The new partnership is unique and filled with potential to not only to build populations but also to make scientific breakthroughs through the collaboration of research, Wiese said.

It’s the “human component,” and “the talent that comes with the partnership that makes the biggest difference,” Maddy said.

Innovative and ambitious research has been taking place on the land since Audubon acquired it for the Freeport-McMoRan Audubon Species Survival Center in 1990. The land is owned by the federal government and a small portion is used by the U.S. Coast Guard, with whom Audubon has a long-term lease to use the property.

The Center for Research of Endangered Species opened in 1996 on the grounds, adding a high tech lab for working in assisted reproductive technology. From cloning cats to safeguarding genetics in a “frozen zoo” in which about 175 vanishing species are represented, scientists have been working on studies in reproductive physiology, endocrinology, genetics, and embryo transfer. The stated mission is to “accelerate reproduction and preserve the earth’s genetic heritage.”

Forman calls the center “Jurassic Park-like,” with scientists in white lab coats working with frozen embryos and collecting eggs and sperm in the middle of a dense forest.

The new partnership and alliance will expand the current research and conservation efforts tremendously.

And the need for ensuring the survival and sustainability of endangered animals for future generations is greater than ever, Maddy said, with the condition of wildlife habitats across the globe moving in a dangerous direction. “We are rapidly approaching a world in which there is very little wild left,” he said.

Maddy said they are operating on a 100-year horizon to increase populations with high levels of genetic diversity.
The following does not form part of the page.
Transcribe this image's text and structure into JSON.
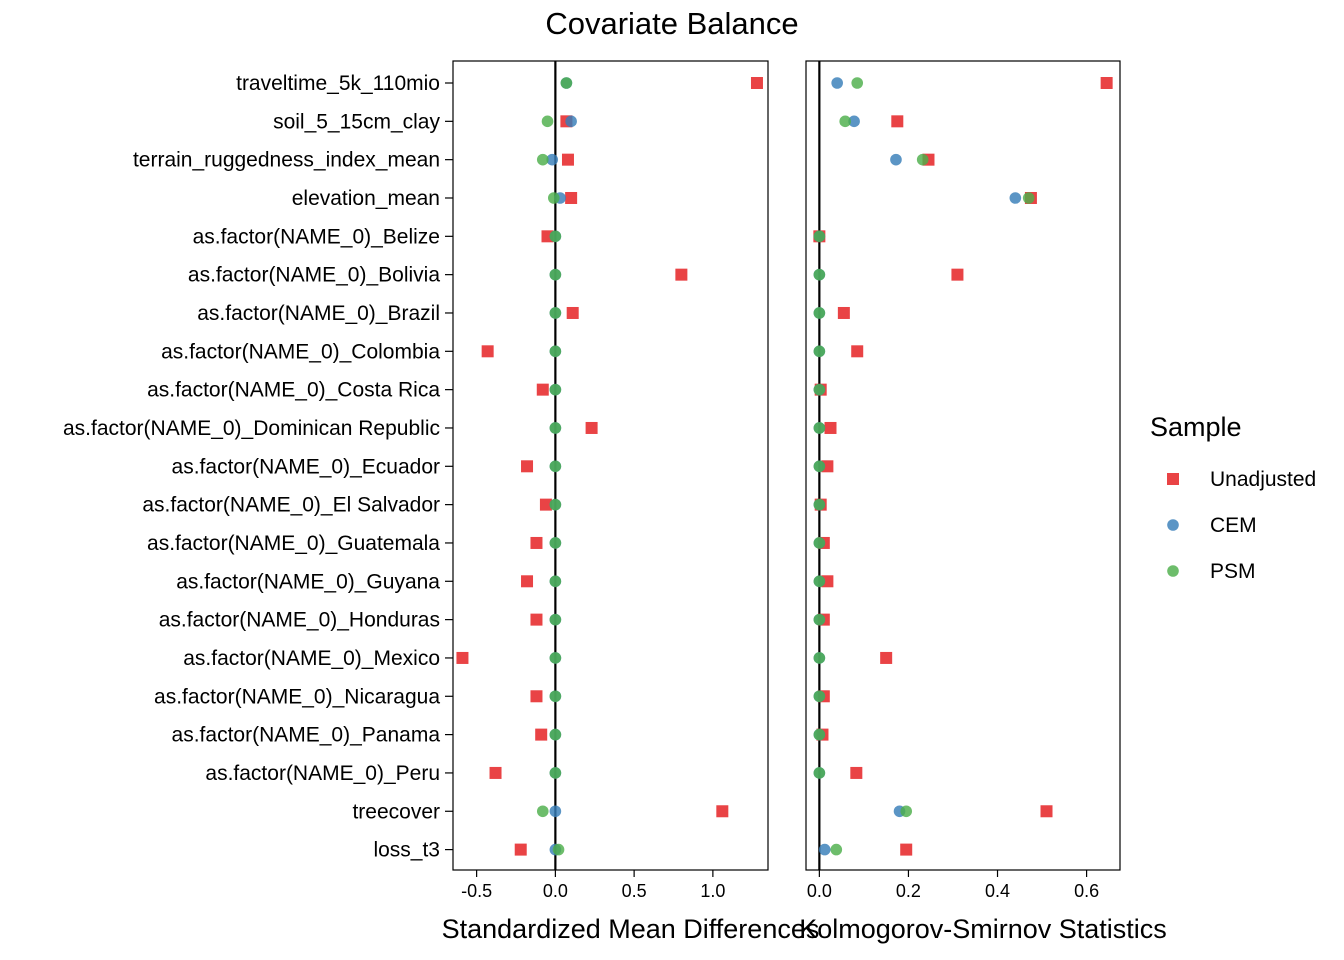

As there are indicators that those objectives are being met, he said there will be the opportunity to consider reintroducing the species back into the wild — though the challenges of that objective vary significantly from species to species. And while the Alliance for Sustainable Wildlife won’t initially be open to the public, Maddy said that public engagement will be part of a later phase.

Maddy said that the role of zoos as cultural resources and community amenities cannot be overstated, but the entertainment function is only “half of the job.” The other half is centered on science, conservation, education, and research, Maddy said — areas in which he said both Audubon and San Diego Zoo Global are leading their peers nationally.